(Kitco News) - The price action across the cryptocurrency market was relatively muted on Thursday as investors continued to digest the latest 75 bps hike by the Federal Reserve and the ramifications it may have on global asset prices.
Matters weren’t much better in the traditional markets, which plunged into disarray following yesterday’s comments from Fed Chair Jerome Powell. The Dow, S&P and Nasdaq all finished the day in the red, down 0.35%, 0.87% and 1.37%, respectively.
Data from TradingView shows that Bitcoin (BTC) managed to claw its way back above $19,200 in the afternoon trading sessions after falling to a low of $18,180 late on Wednesday, its lowest price since the middle of June.
The lack of activity on Thursday was addressed in the morning Bitcoin brief from Kitco senior technical analyst Jim Wyckoff, who simply stated, “Not much new late this week.”
According to Wyckoff, “The bears have the overall near-term technical advantage amid a price downtrend in place on the daily chart. The path of least resistance for prices is presently sideways to lower.”
Sideways for the foreseeable future
Yesterday’s comments from Fed Chair Powell, in which he “expressed that in order to see inflation going back down, unemployment must go up,” were not taken kindly by the crypto market, according to David Lifchitz, managing partner and chief investment officer at ExoAlpha.
“That basically means that the US Fed will continue its tightening process in the foreseeable future,” Lifchitz said, “which the market didn't like as they expected some hints at when the Fed will stop hiking rates. Expectations are now at a high of 4.6% in 2023 from the 3-3.25% range we are at today.”
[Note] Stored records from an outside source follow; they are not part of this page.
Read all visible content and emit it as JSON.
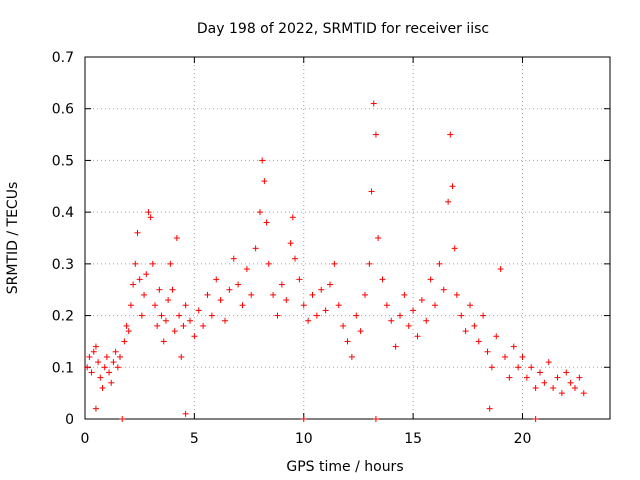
{
  "chart_data": {
    "type": "scatter",
    "title": "Day 198 of 2022, SRMTID for receiver iisc",
    "xlabel": "GPS time / hours",
    "ylabel": "SRMTID / TECUs",
    "xlim": [
      0,
      24
    ],
    "ylim": [
      0,
      0.7
    ],
    "xticks": [
      0,
      5,
      10,
      15,
      20
    ],
    "xtick_labels": [
      "0",
      "5",
      "10",
      "15",
      "20"
    ],
    "yticks": [
      0,
      0.1,
      0.2,
      0.3,
      0.4,
      0.5,
      0.6,
      0.7
    ],
    "ytick_labels": [
      "0",
      "0.1",
      "0.2",
      "0.3",
      "0.4",
      "0.5",
      "0.6",
      "0.7"
    ],
    "grid": true,
    "marker": "+",
    "marker_color": "#ff0000",
    "series": [
      {
        "name": "SRMTID",
        "points": [
          [
            0.1,
            0.1
          ],
          [
            0.2,
            0.12
          ],
          [
            0.3,
            0.09
          ],
          [
            0.4,
            0.13
          ],
          [
            0.5,
            0.14
          ],
          [
            0.6,
            0.11
          ],
          [
            0.7,
            0.08
          ],
          [
            0.8,
            0.06
          ],
          [
            0.9,
            0.1
          ],
          [
            1.0,
            0.12
          ],
          [
            1.1,
            0.09
          ],
          [
            1.2,
            0.07
          ],
          [
            1.3,
            0.11
          ],
          [
            1.4,
            0.13
          ],
          [
            1.5,
            0.1
          ],
          [
            1.6,
            0.12
          ],
          [
            1.8,
            0.15
          ],
          [
            1.9,
            0.18
          ],
          [
            2.0,
            0.17
          ],
          [
            2.1,
            0.22
          ],
          [
            2.2,
            0.26
          ],
          [
            2.3,
            0.3
          ],
          [
            2.4,
            0.36
          ],
          [
            2.5,
            0.27
          ],
          [
            2.6,
            0.2
          ],
          [
            2.7,
            0.24
          ],
          [
            2.8,
            0.28
          ],
          [
            2.9,
            0.4
          ],
          [
            3.0,
            0.39
          ],
          [
            3.1,
            0.3
          ],
          [
            3.2,
            0.22
          ],
          [
            3.3,
            0.18
          ],
          [
            3.4,
            0.25
          ],
          [
            3.5,
            0.2
          ],
          [
            3.6,
            0.15
          ],
          [
            3.7,
            0.19
          ],
          [
            3.8,
            0.23
          ],
          [
            3.9,
            0.3
          ],
          [
            4.0,
            0.25
          ],
          [
            4.1,
            0.17
          ],
          [
            4.2,
            0.35
          ],
          [
            4.3,
            0.2
          ],
          [
            4.4,
            0.12
          ],
          [
            4.5,
            0.18
          ],
          [
            4.6,
            0.22
          ],
          [
            4.8,
            0.19
          ],
          [
            5.0,
            0.16
          ],
          [
            5.2,
            0.21
          ],
          [
            5.4,
            0.18
          ],
          [
            5.6,
            0.24
          ],
          [
            5.8,
            0.2
          ],
          [
            6.0,
            0.27
          ],
          [
            6.2,
            0.23
          ],
          [
            6.4,
            0.19
          ],
          [
            6.6,
            0.25
          ],
          [
            6.8,
            0.31
          ],
          [
            7.0,
            0.26
          ],
          [
            7.2,
            0.22
          ],
          [
            7.4,
            0.29
          ],
          [
            7.6,
            0.24
          ],
          [
            7.8,
            0.33
          ],
          [
            8.0,
            0.4
          ],
          [
            8.1,
            0.5
          ],
          [
            8.2,
            0.46
          ],
          [
            8.3,
            0.38
          ],
          [
            8.4,
            0.3
          ],
          [
            8.6,
            0.24
          ],
          [
            8.8,
            0.2
          ],
          [
            9.0,
            0.26
          ],
          [
            9.2,
            0.23
          ],
          [
            9.4,
            0.34
          ],
          [
            9.5,
            0.39
          ],
          [
            9.6,
            0.31
          ],
          [
            9.8,
            0.27
          ],
          [
            10.0,
            0.22
          ],
          [
            10.2,
            0.19
          ],
          [
            10.4,
            0.24
          ],
          [
            10.6,
            0.2
          ],
          [
            10.8,
            0.25
          ],
          [
            11.0,
            0.21
          ],
          [
            11.2,
            0.26
          ],
          [
            11.4,
            0.3
          ],
          [
            11.6,
            0.22
          ],
          [
            11.8,
            0.18
          ],
          [
            12.0,
            0.15
          ],
          [
            12.2,
            0.12
          ],
          [
            12.4,
            0.2
          ],
          [
            12.6,
            0.17
          ],
          [
            12.8,
            0.24
          ],
          [
            13.0,
            0.3
          ],
          [
            13.1,
            0.44
          ],
          [
            13.2,
            0.61
          ],
          [
            13.3,
            0.55
          ],
          [
            13.4,
            0.35
          ],
          [
            13.6,
            0.27
          ],
          [
            13.8,
            0.22
          ],
          [
            14.0,
            0.19
          ],
          [
            14.2,
            0.14
          ],
          [
            14.4,
            0.2
          ],
          [
            14.6,
            0.24
          ],
          [
            14.8,
            0.18
          ],
          [
            15.0,
            0.21
          ],
          [
            15.2,
            0.16
          ],
          [
            15.4,
            0.23
          ],
          [
            15.6,
            0.19
          ],
          [
            15.8,
            0.27
          ],
          [
            16.0,
            0.22
          ],
          [
            16.2,
            0.3
          ],
          [
            16.4,
            0.25
          ],
          [
            16.6,
            0.42
          ],
          [
            16.7,
            0.55
          ],
          [
            16.8,
            0.45
          ],
          [
            16.9,
            0.33
          ],
          [
            17.0,
            0.24
          ],
          [
            17.2,
            0.2
          ],
          [
            17.4,
            0.17
          ],
          [
            17.6,
            0.22
          ],
          [
            17.8,
            0.18
          ],
          [
            18.0,
            0.15
          ],
          [
            18.2,
            0.2
          ],
          [
            18.4,
            0.13
          ],
          [
            18.6,
            0.1
          ],
          [
            18.8,
            0.16
          ],
          [
            19.0,
            0.29
          ],
          [
            19.2,
            0.12
          ],
          [
            19.4,
            0.08
          ],
          [
            19.6,
            0.14
          ],
          [
            19.8,
            0.1
          ],
          [
            20.0,
            0.12
          ],
          [
            20.2,
            0.08
          ],
          [
            20.4,
            0.1
          ],
          [
            20.6,
            0.06
          ],
          [
            20.8,
            0.09
          ],
          [
            21.0,
            0.07
          ],
          [
            21.2,
            0.11
          ],
          [
            21.4,
            0.06
          ],
          [
            21.6,
            0.08
          ],
          [
            21.8,
            0.05
          ],
          [
            22.0,
            0.09
          ],
          [
            22.2,
            0.07
          ],
          [
            22.4,
            0.06
          ],
          [
            22.6,
            0.08
          ],
          [
            22.8,
            0.05
          ],
          [
            0.5,
            0.02
          ],
          [
            1.7,
            0.0
          ],
          [
            4.6,
            0.01
          ],
          [
            10.0,
            0.0
          ],
          [
            13.3,
            0.0
          ],
          [
            18.5,
            0.02
          ],
          [
            20.6,
            0.0
          ]
        ]
      }
    ]
  }
}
The reaction from the market was evident as BTC “swung widely in a 10% amplitude move the minute after the Fed announcement, bouncing up and down by chunks of $300+ on each tick which translated into a bid-ask spread of about 1.5% to 2% of its current value.”
This caused traders who had tight stop losses to be stopped out before they could react, which allowed high-frequency market makers to come in and “milk the order book while pretending to serve it,” reminiscent of a scene from Michael Lewis’s Flash Boys.
According to Lifchitz, liquidity in the crypto market has been endemic since mid-Summer, and Bitcoin has, for the most part, been stuck in a narrow band between $18,500 and $19,500, “with some escapes a tad below $18k or above $20k that didn’t last long before reverting.”
“As much as I can understand, there's no risk appetite these days given the macro geopolitical and economic environment, to push BTC up,” Lifchitz said. “I found it interesting to note that there's also no will to let BTC go below $18K as it always bounces back into its $18.5K-$19.5K range. Each sub-$18K dip is furiously bought.”
The CIO hypothesized that some traders may be positioning for the moment when the markets perceive the Fed is about to pivot, “which could be a ‘buy the rumor, and buy the news too'” type of event, but cautioned that risks such as an escalation in the Ukraine-Russia war or an invasion of Taiwan by China could lead to future declines.
“But until we reach one or the other of these events, I expect BTC to keep on bouncing in its range, gently pushed around by high frequency traders and arbitrageurs in a directionless maneer,” Lifchitz concluded.
Altcoins put on slight gains
Despite a decline in trading volumes, a majority of the tokens in the top 200 traded in the green on Thursday as traders with an appetite for risk scooped up tokens at fire sale prices.
Notable gainers on the day include Reserve Rights (RSR), which gained 17.57% and currently trades at $0.00655, XRP, which climbed 14.32% to trade at $0.47, and Algorand (ALGO), whose price increased 14.3% to trades at $0.368.
The overall cryptocurrency market cap now stands at $936 billion, and Bitcoin’s dominance rate is 39.4%.